When I was seventeen, I read the first of what would become an endless array of books and papers on the subject of love, ‘The Art of Loving’ by psychologist Erich Fromm. It inspired a lifelong fascination with the subject in its many forms, a fascination which is just as strong today as it ever was, not least because of the one factor that has been present in every single book, study and paper: that loving is part of the inherent human condition. We are innately programmed to love in all its forms, whether physiologically, neurologically, or otherwise by some means we have yet to discover. Fromm famously claimed that love is not something that just happens to us, it is a decision we make.

So, in this time of hate and self-interest all around us, to feel love and compassion for the victims of horrendous acts of terror and violence is a no-brainer and for most people comes quite naturally, but how, you may ask, can we ‘make the decision’ to sustain those feelings of love in the process of seeking solutions, when it feels so much more natural to slip into anger, even fury? I admit, it does take a conscious intention, and a decision to refrain from what feels like the ‘natural’ path. Ironically, acknowledging the anger and other emotions you might be feeling is the first step, regardless of whether you choose to channel those emotions into a more positive force. However, acknowledging doesn’t mean getting stuck in the emotion. It is equally important to ask yourself whether the emotion is working for you; i.e. is it depleting your health or enhancing it; fogging your brain or helping you think clearly and creatively; is it helping you achieve the outcome you want?
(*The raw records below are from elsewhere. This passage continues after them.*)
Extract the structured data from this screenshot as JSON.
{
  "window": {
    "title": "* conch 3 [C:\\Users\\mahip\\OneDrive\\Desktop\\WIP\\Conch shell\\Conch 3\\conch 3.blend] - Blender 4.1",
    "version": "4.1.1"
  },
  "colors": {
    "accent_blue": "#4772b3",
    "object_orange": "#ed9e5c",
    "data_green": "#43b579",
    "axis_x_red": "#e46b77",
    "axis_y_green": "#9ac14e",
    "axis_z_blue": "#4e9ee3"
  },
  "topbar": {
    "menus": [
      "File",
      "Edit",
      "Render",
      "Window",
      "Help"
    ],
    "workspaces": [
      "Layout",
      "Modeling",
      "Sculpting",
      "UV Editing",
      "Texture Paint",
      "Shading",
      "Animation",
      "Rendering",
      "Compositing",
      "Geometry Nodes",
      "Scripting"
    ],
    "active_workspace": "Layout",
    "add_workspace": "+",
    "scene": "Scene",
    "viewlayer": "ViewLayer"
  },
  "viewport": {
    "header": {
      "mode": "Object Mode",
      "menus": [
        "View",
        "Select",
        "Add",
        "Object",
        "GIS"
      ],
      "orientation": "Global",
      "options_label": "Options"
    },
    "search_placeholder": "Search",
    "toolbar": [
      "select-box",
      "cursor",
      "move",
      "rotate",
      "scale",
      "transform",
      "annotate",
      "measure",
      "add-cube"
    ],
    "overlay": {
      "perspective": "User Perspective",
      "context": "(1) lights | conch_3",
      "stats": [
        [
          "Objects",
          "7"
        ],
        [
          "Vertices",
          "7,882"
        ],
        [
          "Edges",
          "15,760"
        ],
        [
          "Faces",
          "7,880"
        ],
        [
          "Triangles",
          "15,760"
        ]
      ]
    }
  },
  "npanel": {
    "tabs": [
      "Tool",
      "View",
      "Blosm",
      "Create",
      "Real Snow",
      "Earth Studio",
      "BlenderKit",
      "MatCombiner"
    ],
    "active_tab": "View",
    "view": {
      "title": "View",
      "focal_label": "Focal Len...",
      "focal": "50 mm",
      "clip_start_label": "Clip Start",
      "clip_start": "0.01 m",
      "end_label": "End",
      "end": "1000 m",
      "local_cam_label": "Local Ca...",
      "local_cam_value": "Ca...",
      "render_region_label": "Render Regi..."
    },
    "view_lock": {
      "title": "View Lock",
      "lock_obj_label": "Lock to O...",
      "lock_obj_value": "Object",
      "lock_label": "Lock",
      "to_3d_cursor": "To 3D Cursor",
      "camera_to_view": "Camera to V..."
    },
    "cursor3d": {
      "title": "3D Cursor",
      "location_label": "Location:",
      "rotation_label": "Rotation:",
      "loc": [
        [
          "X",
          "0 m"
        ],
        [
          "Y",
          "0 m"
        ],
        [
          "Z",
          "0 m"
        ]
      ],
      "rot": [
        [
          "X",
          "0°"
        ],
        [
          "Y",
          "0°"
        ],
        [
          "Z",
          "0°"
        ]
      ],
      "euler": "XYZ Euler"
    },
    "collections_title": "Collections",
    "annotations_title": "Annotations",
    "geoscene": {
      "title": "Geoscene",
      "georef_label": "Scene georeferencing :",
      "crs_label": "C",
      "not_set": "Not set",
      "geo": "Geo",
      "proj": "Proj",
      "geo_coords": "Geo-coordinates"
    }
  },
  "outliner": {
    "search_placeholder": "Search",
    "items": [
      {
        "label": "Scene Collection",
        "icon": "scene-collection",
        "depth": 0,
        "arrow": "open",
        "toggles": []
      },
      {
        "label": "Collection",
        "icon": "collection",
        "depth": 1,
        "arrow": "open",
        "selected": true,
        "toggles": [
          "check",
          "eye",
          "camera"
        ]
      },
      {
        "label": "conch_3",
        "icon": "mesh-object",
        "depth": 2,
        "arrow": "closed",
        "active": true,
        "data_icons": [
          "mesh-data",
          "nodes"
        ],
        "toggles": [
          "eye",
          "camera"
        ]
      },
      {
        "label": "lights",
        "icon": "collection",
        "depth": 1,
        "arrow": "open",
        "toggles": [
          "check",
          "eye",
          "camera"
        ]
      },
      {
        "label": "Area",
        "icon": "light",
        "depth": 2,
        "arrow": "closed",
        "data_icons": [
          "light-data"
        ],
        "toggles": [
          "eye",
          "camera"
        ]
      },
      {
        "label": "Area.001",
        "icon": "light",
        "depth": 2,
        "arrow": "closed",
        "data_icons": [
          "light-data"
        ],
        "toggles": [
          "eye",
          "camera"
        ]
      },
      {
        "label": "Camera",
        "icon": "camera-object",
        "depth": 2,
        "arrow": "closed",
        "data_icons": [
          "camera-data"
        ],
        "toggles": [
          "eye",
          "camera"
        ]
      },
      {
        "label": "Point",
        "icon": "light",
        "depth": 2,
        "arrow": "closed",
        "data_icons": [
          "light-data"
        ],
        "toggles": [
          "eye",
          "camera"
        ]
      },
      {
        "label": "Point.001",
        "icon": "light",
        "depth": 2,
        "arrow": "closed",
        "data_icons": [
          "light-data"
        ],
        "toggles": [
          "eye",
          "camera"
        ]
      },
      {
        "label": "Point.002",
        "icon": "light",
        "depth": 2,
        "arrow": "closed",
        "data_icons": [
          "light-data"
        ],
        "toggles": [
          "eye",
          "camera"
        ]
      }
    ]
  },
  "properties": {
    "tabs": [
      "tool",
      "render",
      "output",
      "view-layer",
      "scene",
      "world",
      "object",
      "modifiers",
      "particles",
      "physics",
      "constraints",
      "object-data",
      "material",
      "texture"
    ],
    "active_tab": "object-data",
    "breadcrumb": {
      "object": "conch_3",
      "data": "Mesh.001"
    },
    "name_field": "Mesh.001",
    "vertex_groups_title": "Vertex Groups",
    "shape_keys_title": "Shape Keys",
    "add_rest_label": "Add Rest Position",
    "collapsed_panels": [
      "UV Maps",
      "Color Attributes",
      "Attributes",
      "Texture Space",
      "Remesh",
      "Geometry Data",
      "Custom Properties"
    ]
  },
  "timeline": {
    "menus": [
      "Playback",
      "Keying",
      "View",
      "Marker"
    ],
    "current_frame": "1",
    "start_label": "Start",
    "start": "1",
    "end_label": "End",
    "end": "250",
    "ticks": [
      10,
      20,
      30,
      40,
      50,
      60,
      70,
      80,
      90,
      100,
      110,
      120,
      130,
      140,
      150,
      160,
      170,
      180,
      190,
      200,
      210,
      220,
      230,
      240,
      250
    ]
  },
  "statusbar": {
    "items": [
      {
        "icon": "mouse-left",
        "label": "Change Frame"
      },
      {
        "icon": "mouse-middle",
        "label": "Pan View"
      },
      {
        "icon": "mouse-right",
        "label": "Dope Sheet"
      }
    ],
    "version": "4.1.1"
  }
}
Making that observation and then making the decision to change to a more productive, constructive emotion (and yes, you can change what you feel), to channel the emotion into a positive force, that decision is the first and most important step you can make. The choice and intention to act from state of centred love, must surely be the only way forward.

A famous quote by Jimi Hendrix might be an appropriate conclusion: “Only when the power of love overcomes the love of power will the world know peace.”